7.5. Interdisciplinary Collaboration

SNN research sits at the intersection of neuroscience, computer science, and electrical engineering. Strengthening interdisciplinary collaborations will accelerate the translation of biological insights into computational models and hardware, while also informing neuroscience with new computational theories and tools [94].

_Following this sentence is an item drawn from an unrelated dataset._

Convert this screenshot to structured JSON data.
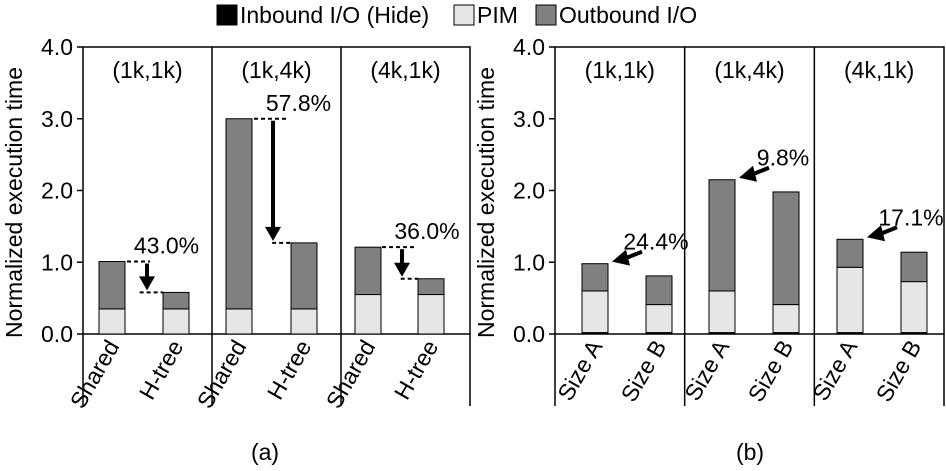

7.6. Ethical and Societal Implications

As SNNs and neuromorphic systems mature and potentially become integral to edge computing, healthcare, and autonomous systems, it is essential to consider ethical implications related to privacy, security, and societal impact [95]. Designing transparent, interpretable, and trustworthy spiking AI systems will be an important focus moving forward [96].

7.7. Summary

The future of Spiking Neural Networks is promising yet complex, requiring breakthroughs in theory, algorithms, hardware, and applications [97]. Addressing these challenges through innovative research and cross-disciplinary efforts will enable SNNs to complement and possibly transform the AI landscape dominated by large language models, leading to more efficient, adaptive, and biologically inspired intelligent systems.

8. Conclusion

Spiking Neural Networks (SNNs) represent a compelling and biologically inspired approach to artificial intelligence, distinguished by their event-driven, temporal coding mechanisms that promise unparalleled energy efficiency and real-time processing capabilities. In the age of large language models (LLMs) and deep learning, SNNs offer a complementary paradigm that addresses fundamental limitations of conventional neural networks, particularly in scenarios requiring low-power computation, temporal dynamics, and adaptability.
This survey has provided an extensive overview of the foundational principles of SNNs, including neuron models, spike encoding schemes, synaptic plasticity, and network architectures. We explored the diverse array of training algorithms, highlighting the challenges posed by spike non-differentiability and the innovative solutions such as surrogate gradients and ANN-to-SNN conversion. The emergence of neuromorphic hardware platforms illustrates the practical potential of SNNs for energy-efficient and scalable computation, contrasting sharply with the resource-intensive demands of LLMs.
Furthermore, we examined the broad spectrum of applications where SNNs are uniquely advantageous, from neuromorphic sensory processing and robotics to brain-machine interfaces, as well as the nascent efforts to hybridize spiking and non-spiking models. Finally, we identified critical open challenges and future research directions, emphasizing the need for scalable training methods, hardware-algorithm co-design, interdisciplinary collaboration, and ethical considerations.
As artificial intelligence continues to evolve, the convergence of SNNs and LLMs promises novel computational frameworks that blend biological plausibility with engineering efficacy. By advancing both theoretical understanding and practical implementations, the community can unlock new frontiers of intelligent systems that are more efficient, adaptive, and aligned with the complexities of natural cognition.
The journey of SNNs in the era of LLMs is just beginning, and the coming years are poised to witness exciting breakthroughs that could reshape the AI landscape.